Ohio Department of Rehabilitation and Correction



February 22, 2013

CONTACT:  JoEllen Smith, 614-752-1150
DRC Office of Communications


For Immediate Release

 Ohio Offender Recidivism at Record Low

COLUMBUS – Just one year after Director Gary C. Mohr officially changed the agency vision and mission to reducing crime in Ohio and reducing offender recidivism, the Ohio Department of Rehabilitation and Correction (DRC) today announced its offender recidivism rate is at a record low, with only 28.7 percent of inmates returning to prison after release.  Ohio’s previous recidivism rate was 31.2 percent, still well below the national average of about 43 percent.

“I am excited to see yet another decline in the number of people who are returning to prison, and I believe the rate of the decline is particularly significant,” said DRC Director Gary Mohr. “Reducing offender recidivism and keeping Ohio’s communities safe are at the core of what we do, and this metric is an indicator of the effectiveness of the work we are doing to change the criminal justice system.”

Recidivism is calculated on a three year time period. The current rate is based on offenders released in 2009 (see Recidivism Report). During that time period, 4.68 percent of offenders returned to prison on a technical violation of supervision or a supervision sanction, while 23.99 percent returned on a new felony commitment.

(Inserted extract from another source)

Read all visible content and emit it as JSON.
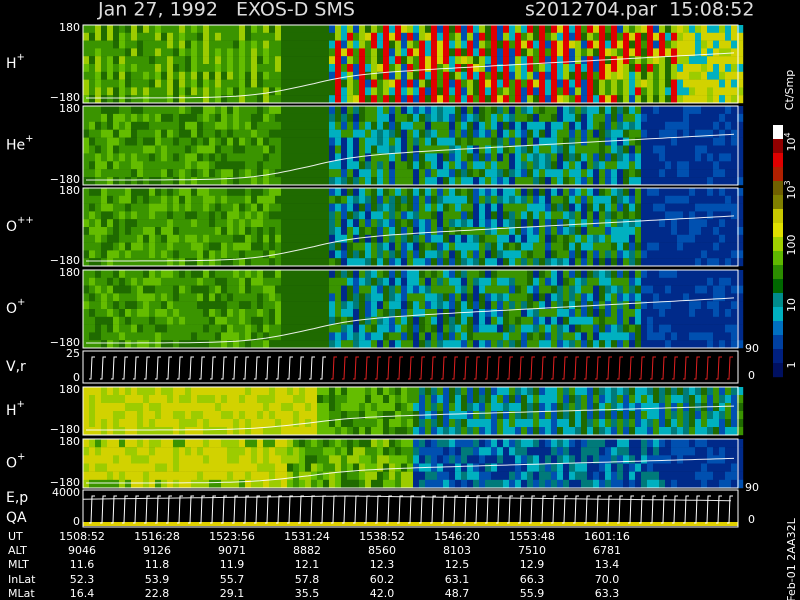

DRC has implemented a number of strategies to reduce the number of offenders who return to prison, both as a matter of public safety and fiscal responsibility.  Several factors can be attributed to this success, including a reliance on evidenced-based programming, the Ohio Risk Assessment System, and refined reception processes that better identify offender needs.  Other contributing factors include a more structured system of sanctions for offenders under supervision, staff training in offender case management and expanded use of a variety of evidence based supervision practices, greater use of Transitional Control and community diversion alternatives to incarceration.